Brethren beloved, with one voice we warn you: the time is short; the Lord cometh; watch and be sober. Abide stedfast in the Communion of Saints, wherein God hath granted you a place. Seek in faith for oneness with Christ in the blessed Sacrament of His body and blood. Hold fast the Creeds and the pure worship and order, which of God's grace ye have inherited from the Primitive Church. Beware of causing divisions contrary to the doctrine ye have received. Pray and seek for unity amongst yourselves, and amongst all the faithful in Christ Jesus; and the good Lord make you perfect, and keep your bodies, souls, and spirits, until the coming of the Lord Jesus Christ.


C. T. Cantuar
M. G. Armagh
R. C. Dublin
A. C. London
C. R. Winton
C. St. David's
J. Lichfield
S. Oxon.
Thomas Vowler St.

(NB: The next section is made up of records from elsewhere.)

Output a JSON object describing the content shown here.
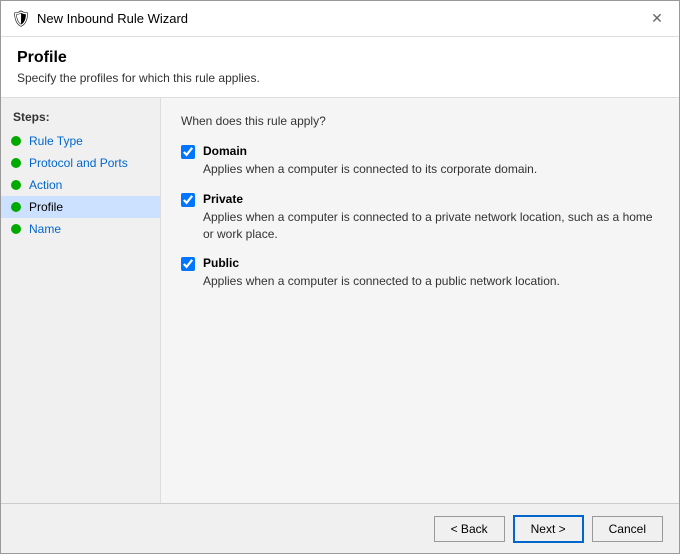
{
  "titleBar": {
    "icon": "🛡",
    "title": "New Inbound Rule Wizard",
    "closeLabel": "✕"
  },
  "header": {
    "title": "Profile",
    "subtitle": "Specify the profiles for which this rule applies."
  },
  "sidebar": {
    "stepsLabel": "Steps:",
    "items": [
      {
        "id": "rule-type",
        "label": "Rule Type",
        "active": false
      },
      {
        "id": "protocol-ports",
        "label": "Protocol and Ports",
        "active": false
      },
      {
        "id": "action",
        "label": "Action",
        "active": false
      },
      {
        "id": "profile",
        "label": "Profile",
        "active": true
      },
      {
        "id": "name",
        "label": "Name",
        "active": false
      }
    ]
  },
  "main": {
    "question": "When does this rule apply?",
    "options": [
      {
        "id": "domain",
        "label": "Domain",
        "checked": true,
        "description": "Applies when a computer is connected to its corporate domain."
      },
      {
        "id": "private",
        "label": "Private",
        "checked": true,
        "description": "Applies when a computer is connected to a private network location, such as a home or work place."
      },
      {
        "id": "public",
        "label": "Public",
        "checked": true,
        "description": "Applies when a computer is connected to a public network location."
      }
    ]
  },
  "footer": {
    "backLabel": "< Back",
    "nextLabel": "Next >",
    "cancelLabel": "Cancel"
  }
}
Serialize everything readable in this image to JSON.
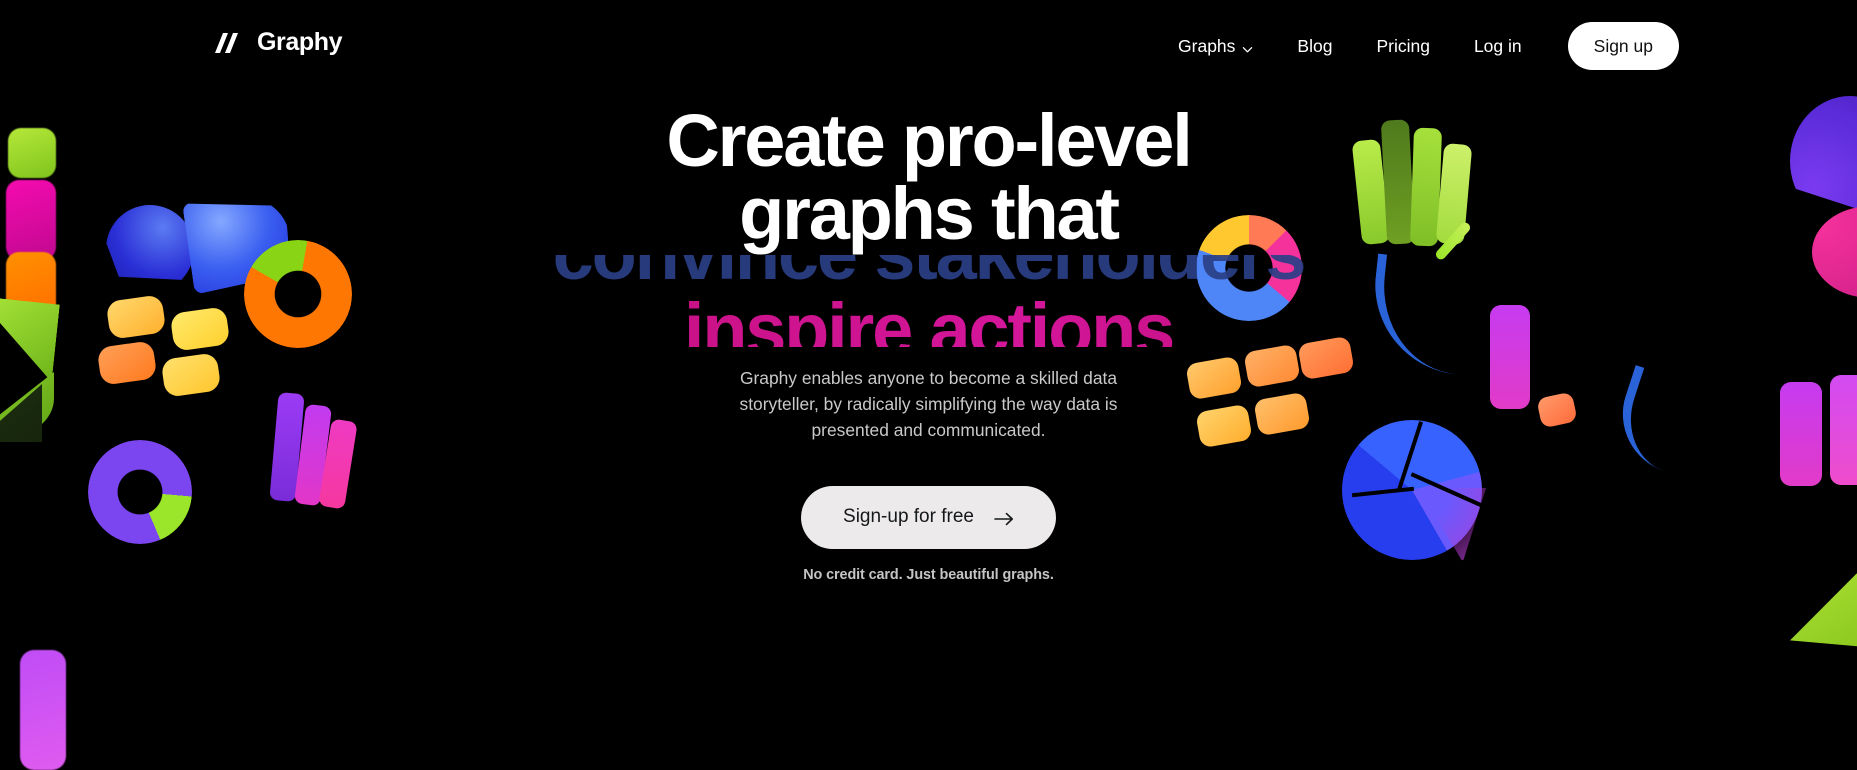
{
  "header": {
    "logo": {
      "text": "Graphy",
      "mark_icon": "graphy-slashes-logo"
    },
    "nav": [
      {
        "label": "Graphs",
        "icon": "chevron-down-icon",
        "has_dropdown": true
      },
      {
        "label": "Blog",
        "has_dropdown": false
      },
      {
        "label": "Pricing",
        "has_dropdown": false
      },
      {
        "label": "Log in",
        "has_dropdown": false
      }
    ],
    "signup_button": {
      "label": "Sign up"
    }
  },
  "hero": {
    "headline_line1": "Create pro-level",
    "headline_line2": "graphs that",
    "rotating_text_outgoing": "convince stakeholders",
    "rotating_text_incoming": "inspire actions",
    "subtitle": "Graphy enables anyone to become a skilled data storyteller, by radically simplifying the way data is presented and communicated.",
    "cta": {
      "label": "Sign-up for free",
      "icon": "arrow-right-icon"
    },
    "fineprint": "No credit card. Just beautiful graphs."
  },
  "colors": {
    "background": "#000000",
    "headline": "#ffffff",
    "rotating_outgoing": "#2b3f86",
    "rotating_incoming": "#c8127f",
    "subtitle": "#c9c9c9",
    "cta_background": "#eceaea",
    "cta_text": "#15171a",
    "signup_background": "#ffffff",
    "nav_link": "#ffffff"
  },
  "decorations": {
    "description": "3D-rendered colorful chart shapes (pie slices, donut charts, bar columns, rounded tiles, trend lines) scattered on both sides of the hero",
    "left_items": [
      "green-bar",
      "magenta-bar",
      "orange-bar",
      "blue-pie-slices",
      "yellow-orange-tile-grid",
      "orange-green-donut",
      "green-pie-slices",
      "purple-green-donut",
      "purple-pink-bars",
      "violet-bar"
    ],
    "right_items": [
      "rainbow-donut",
      "green-bar-group",
      "orange-tile-grid",
      "blue-trend-line",
      "green-tick",
      "magenta-bars",
      "purple-wedge",
      "blue-pie-chart",
      "lime-pie-slice"
    ]
  }
}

Asaph
A. Llandaff
John Lincoln
W. K. Sarum
John T. Norwich
J. C. Bangor
H. Worcester
C. J. Gloucester and Bristol
E. H. Ely
William Chester
T. L. Rochester
Horace Sodor and Mann.
H. Kilmore
Charles Limerick Ardfert and Aghadoe.

Robert Eden, D. D. Bishop of Moray, Ross, and Caithness, Primus.
Alexander Ewing, Bishop of Argyll and the Isles.
Charles Wordsworth, D. C. L., Bishop of St. Andrew's, Dunkeld, and Dunblane.
Thos. G. Suther, Bishop of Aberdeen and Orkney.
William S. Wilson, Bishop of Glasgow and Galway.
Thomas B. Morrell, Coadjutor Bishop of Edinburgh

F. Montreal, Metropolitan of Canada.
G. A. New Zealand, Metropolitan of New Zealand.
R. Capetown, Metropolitan of South Africa.
Aubrey G. Jamaica.
T. Barbados.
J. Bombay.
H. Nova Scotia.
F. T. Labuan.
H. Grahamstown.
H. J. C. Christchurch.
Mathew Perth.
Benj. Huron.
W. W. Antigua.
E. H. Sierra Leone.
T. N. Honolulu.
J. T. Ontario.
J. W. Quebec.
W. J. Gibraltar.
H. L. Dunedin.
Edward, Bishop Orange River Free State.
A. N. Niagara.
William George Tozer, Missionary Bishop.
James B. Kelly, Coadjutor of Newfoundland.
S. Angl. Hierosol.

John H. Hopkins, Presiding Bishop of Pr. Ep. Church, in the United States.
Chas. P. Mcllvaine, Bishop of Ohio.
Manton Eastburn, Bishop of Massachusetts.
J. Payne, Bishop of Cape Palmas and parts adjacent.
H. J. Whitehouse, Bishop of Illinois.
Thomas Atkinson, Bishop of North Carolina.
Henry W. Lee, Bishop of Iowa.
Horatio Potter, Bishop of New York.
Thomas M. Clark, Bishop of Rhode Island.
Alexander Gregg, Bishop of Texas.
W. H. Odenheimer, Bishop of New Jersey.
G. T. Bedell, Assistant Bishop of Ohio.
Henry C. Lay, Missionary Bishop of Arkansas and the Indian Territory.
Jos. C. Talbot, Assistant Bishop of Indiana.
Richard H. Wilmer, Bishop of Alabama.
Charles Todd Quintard, Bishop of Tennessee.
John B. Kerfoot, Bishop of Pittsburg.
J. P. B. Wilmer, Bishop of Louisiana.
C. M. Williams, Missionary Bishop to China.

J. Chapman, Bishop.
George Smith, late Bishop of Victoria (China).
David Anderson, late Bishop of Rupert's Land.
Edmund Hobhouse, by Bishop of New Zealand.